Can My Former Employer Stop Me Working for a Competitor?

How Non-Compete Clauses in Texas May Affect Your Case

The non-compete clause (NCC), or covenants to not compete, are increasingly being used in Texas and across the United States. The agreement serves to protect a company's interests when the business involves confidential trade secrets and high-stakes transactions, such as in technology.

The enforceability of the non-compete agreement depends on its terms and other circumstances. If an employee signs an NCC, they agree to avoid pursuit of a similar profession that competes with their current employer. Under Texas law, the non-compete agreement is enforceable if it is "reasonable" in its scope. Our state's courts have routinely upheld non-competes that aren't overly broad in the time and geographical restrictions they place on the employee and that are crafted narrowly to protect the company's legitimate business interests.

Employees must be careful when entering into non-compete agreements because a clause that is too broad may prevent them from obtaining future employment.

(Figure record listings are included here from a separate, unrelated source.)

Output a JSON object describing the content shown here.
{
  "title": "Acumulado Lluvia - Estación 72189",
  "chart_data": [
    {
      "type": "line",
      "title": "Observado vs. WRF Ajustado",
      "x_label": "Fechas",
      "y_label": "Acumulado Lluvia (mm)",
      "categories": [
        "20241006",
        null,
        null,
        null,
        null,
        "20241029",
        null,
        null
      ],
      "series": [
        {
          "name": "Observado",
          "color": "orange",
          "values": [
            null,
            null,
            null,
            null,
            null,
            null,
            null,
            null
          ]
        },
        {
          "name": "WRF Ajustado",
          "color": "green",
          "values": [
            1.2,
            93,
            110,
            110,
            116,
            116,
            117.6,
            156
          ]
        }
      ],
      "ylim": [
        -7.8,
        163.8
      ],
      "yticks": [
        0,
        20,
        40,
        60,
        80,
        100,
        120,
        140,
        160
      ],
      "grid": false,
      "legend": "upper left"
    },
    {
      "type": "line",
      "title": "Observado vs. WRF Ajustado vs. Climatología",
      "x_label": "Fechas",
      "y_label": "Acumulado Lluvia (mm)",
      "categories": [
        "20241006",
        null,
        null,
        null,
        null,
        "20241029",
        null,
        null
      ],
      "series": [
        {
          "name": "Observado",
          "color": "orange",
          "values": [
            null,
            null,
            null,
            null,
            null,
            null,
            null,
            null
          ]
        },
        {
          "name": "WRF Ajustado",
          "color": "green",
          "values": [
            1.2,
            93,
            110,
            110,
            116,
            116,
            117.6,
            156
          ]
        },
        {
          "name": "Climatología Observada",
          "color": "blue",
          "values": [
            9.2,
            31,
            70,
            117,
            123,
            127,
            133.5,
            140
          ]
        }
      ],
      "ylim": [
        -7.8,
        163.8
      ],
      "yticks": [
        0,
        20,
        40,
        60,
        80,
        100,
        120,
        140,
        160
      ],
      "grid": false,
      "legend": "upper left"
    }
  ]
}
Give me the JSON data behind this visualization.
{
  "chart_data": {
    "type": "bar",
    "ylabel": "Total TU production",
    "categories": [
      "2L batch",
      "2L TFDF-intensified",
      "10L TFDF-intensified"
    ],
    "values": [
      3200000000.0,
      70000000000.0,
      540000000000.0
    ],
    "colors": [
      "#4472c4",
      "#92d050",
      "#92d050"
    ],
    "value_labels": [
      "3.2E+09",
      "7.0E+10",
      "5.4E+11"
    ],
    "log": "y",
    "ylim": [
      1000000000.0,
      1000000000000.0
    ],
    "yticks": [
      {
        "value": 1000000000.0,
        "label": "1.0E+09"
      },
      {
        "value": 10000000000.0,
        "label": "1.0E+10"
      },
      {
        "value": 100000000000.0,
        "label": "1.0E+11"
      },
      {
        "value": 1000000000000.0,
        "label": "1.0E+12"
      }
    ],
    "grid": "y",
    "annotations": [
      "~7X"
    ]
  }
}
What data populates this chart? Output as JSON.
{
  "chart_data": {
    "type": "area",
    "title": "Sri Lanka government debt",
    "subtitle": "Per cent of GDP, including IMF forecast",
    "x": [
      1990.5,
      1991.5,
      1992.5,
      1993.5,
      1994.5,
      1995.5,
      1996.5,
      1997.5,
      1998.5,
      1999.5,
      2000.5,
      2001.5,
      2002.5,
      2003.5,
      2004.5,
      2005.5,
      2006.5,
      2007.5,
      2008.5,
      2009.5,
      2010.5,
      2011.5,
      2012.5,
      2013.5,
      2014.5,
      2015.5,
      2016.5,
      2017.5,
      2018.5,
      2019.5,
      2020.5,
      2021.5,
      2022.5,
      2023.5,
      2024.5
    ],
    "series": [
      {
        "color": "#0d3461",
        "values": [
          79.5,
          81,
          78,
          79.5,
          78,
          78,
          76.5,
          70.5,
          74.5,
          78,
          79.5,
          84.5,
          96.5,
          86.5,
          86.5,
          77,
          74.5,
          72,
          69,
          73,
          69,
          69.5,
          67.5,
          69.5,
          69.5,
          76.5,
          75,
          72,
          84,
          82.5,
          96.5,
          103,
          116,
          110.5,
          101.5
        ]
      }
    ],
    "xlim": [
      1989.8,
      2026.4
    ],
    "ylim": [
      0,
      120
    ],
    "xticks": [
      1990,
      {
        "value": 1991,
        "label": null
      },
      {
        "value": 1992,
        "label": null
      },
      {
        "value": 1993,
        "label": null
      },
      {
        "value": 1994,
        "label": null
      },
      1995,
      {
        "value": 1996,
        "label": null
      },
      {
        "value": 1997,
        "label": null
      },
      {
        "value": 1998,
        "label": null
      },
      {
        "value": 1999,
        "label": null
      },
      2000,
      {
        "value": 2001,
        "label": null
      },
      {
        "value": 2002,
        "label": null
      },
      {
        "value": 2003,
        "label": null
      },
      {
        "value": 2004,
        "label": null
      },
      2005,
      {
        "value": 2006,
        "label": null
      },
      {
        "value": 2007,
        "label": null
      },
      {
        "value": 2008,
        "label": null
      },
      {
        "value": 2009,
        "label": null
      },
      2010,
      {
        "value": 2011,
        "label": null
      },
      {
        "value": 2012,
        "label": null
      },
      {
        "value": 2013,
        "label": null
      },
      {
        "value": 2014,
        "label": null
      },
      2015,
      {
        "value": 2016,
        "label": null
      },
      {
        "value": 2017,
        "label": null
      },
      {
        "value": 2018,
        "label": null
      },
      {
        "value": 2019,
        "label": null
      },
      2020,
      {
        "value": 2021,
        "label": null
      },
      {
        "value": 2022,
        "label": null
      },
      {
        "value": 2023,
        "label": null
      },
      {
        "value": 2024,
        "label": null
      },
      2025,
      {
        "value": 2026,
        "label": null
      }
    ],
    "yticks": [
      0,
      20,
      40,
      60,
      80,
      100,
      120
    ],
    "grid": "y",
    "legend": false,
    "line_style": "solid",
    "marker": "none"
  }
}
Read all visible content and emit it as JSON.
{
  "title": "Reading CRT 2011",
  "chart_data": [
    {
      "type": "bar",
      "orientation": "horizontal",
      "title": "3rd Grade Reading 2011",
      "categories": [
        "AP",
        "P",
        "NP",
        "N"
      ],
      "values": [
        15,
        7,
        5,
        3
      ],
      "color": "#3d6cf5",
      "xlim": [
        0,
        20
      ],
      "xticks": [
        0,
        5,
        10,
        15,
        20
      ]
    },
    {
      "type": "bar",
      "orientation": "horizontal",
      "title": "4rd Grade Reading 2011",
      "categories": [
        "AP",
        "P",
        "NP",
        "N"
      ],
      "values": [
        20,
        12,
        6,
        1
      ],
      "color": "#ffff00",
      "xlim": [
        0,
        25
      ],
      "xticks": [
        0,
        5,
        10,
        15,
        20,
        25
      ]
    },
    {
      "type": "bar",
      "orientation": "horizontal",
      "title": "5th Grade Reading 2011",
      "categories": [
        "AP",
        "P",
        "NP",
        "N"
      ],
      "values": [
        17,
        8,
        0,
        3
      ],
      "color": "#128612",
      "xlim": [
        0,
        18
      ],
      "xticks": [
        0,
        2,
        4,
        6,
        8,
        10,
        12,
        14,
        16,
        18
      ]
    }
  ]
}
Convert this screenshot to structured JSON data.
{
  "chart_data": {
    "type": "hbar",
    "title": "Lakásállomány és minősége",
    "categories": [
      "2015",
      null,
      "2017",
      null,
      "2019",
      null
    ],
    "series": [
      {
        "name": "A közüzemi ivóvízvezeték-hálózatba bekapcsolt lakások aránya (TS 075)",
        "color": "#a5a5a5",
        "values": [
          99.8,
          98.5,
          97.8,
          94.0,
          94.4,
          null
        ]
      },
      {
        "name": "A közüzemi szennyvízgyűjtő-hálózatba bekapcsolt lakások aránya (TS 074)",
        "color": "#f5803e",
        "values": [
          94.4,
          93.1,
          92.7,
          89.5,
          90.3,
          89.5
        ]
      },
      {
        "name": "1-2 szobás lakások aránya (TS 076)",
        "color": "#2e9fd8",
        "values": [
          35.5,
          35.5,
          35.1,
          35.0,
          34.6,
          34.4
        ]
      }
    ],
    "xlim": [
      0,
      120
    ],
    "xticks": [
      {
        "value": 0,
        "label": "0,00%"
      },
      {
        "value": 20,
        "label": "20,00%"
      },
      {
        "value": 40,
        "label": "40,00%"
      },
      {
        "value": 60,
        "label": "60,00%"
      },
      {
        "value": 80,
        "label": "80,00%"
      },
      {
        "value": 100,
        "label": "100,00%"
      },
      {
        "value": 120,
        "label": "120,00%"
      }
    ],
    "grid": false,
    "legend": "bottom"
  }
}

In general, companies should only ask employees to enter into non-compete agreements if it is necessary to "protect legitimate business interests."

For instance, if you are a Houston medical device salesman, and the non-compete prohibits you from working anywhere in Texas for the next 20 years, a court may very well refuse to enforce it. On the other hand, a non-compete restricting you from working in medical device sales for a competitor within the Houston metropolitan area for a two-year period is more likely to be found to be reasonable. These agreements usually are enforced through injunctions. Damages and attorney fees may also be available to the company seeking enforcement.